Kosmos 19
- Mission type: ABM radar target Technology
- COSPAR ID: 1963-033A
- SATCAT no.: 00632
- Mission duration: 237 days

Spacecraft properties
- Spacecraft type: DS-P1
- Manufacturer: Yuzhnoye
- Launch mass: 355 kg

Start of mission
- Launch date: 6 August 1963 06:00:00 GMT
- Rocket: Kosmos-2I 63S1
- Launch site: Kapustin Yar, Mayak-2
- Contractor: Yuzhnoye

End of mission
- Decay date: 30 March 1964

Orbital parameters
- Reference system: Geocentric
- Regime: Low Earth
- Perigee altitude: 267 km
- Apogee altitude: 487 km
- Inclination: 49.0°
- Period: 92.2 minutes
- Epoch: 6 August 1963

= Kosmos 19 =

Soviet radar tracking satellite

Kosmos 19 (Космос 19 meaning Cosmos 19), also known as DS-P1 No.3 was a prototype radar target satellite for anti-ballistic missile tests, which was launched by the Soviet Union in 1963 as part of the Dnepropetrovsk Sputnik programme.
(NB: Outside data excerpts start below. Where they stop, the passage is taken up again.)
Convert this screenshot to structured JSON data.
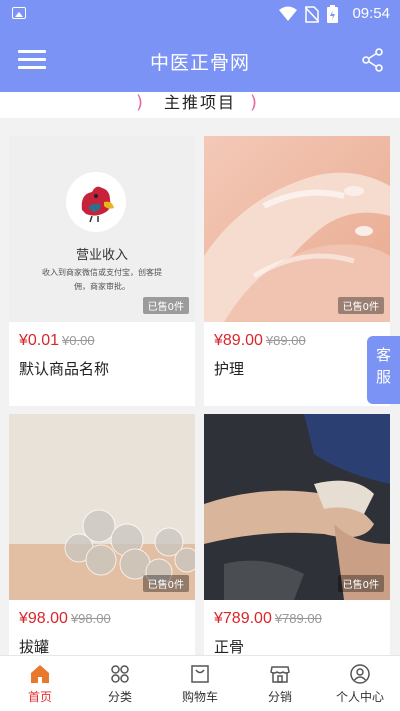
{
  "status_bar": {
    "time": "09:54"
  },
  "app_bar": {
    "title": "中医正骨网"
  },
  "section": {
    "title": "主推项目"
  },
  "products": [
    {
      "name": "默认商品名称",
      "price": "¥0.01",
      "old_price": "¥0.00",
      "sold": "已售0件",
      "placeholder": {
        "title": "营业收入",
        "desc": "收入到商家微信或支付宝，创客提佣，商家审批。"
      }
    },
    {
      "name": "护理",
      "price": "¥89.00",
      "old_price": "¥89.00",
      "sold": "已售0件"
    },
    {
      "name": "拔罐",
      "price": "¥98.00",
      "old_price": "¥98.00",
      "sold": "已售0件"
    },
    {
      "name": "正骨",
      "price": "¥789.00",
      "old_price": "¥789.00",
      "sold": "已售0件"
    }
  ],
  "kefu": {
    "line1": "客",
    "line2": "服"
  },
  "tabbar": {
    "items": [
      {
        "label": "首页",
        "icon": "home-icon",
        "active": true
      },
      {
        "label": "分类",
        "icon": "category-icon"
      },
      {
        "label": "购物车",
        "icon": "cart-icon"
      },
      {
        "label": "分销",
        "icon": "store-icon"
      },
      {
        "label": "个人中心",
        "icon": "user-icon"
      }
    ]
  },
  "colors": {
    "primary": "#7b93f4",
    "price": "#d9262b",
    "active_tab": "#e2312d",
    "accent_deco": "#e36ba1"
  }
}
Its primary mission was to demonstrate the necessary technologies for radar tracking of spacecraft, which would allow future satellites to function as targets.

==Spacecraft==
It had a mass of 355 kg. Its primary mission was to demonstrate the necessary technologies for radar tracking of spacecraft, which would allow future satellites to function as targets. It was a solar-powered satellite manufactured by Yuzhnoye.

==Mission==
It was launched aboard a Kosmos-2I 63S1 rocket, from Mayak-2 at Kapustin Yar. The launch occurred at 06:00:00 GMT on 6 August 1963. Kosmos 19 was placed into a low Earth orbit with a perigee of 267 km, an apogee of 487 km, an inclination of 49.0°, and an orbital period of 92.2 minutes. It decayed from orbit on 30 March 1964.

Kosmos 19 was a prototype DS-P1 satellite, the third of four to be launched. It was preceded by the successful launch of Kosmos 6 on 30 June 1962, and a launch failure on 6 April 1963, and will be succeeded by Kosmos 25, which will be launched on 27 February 1964.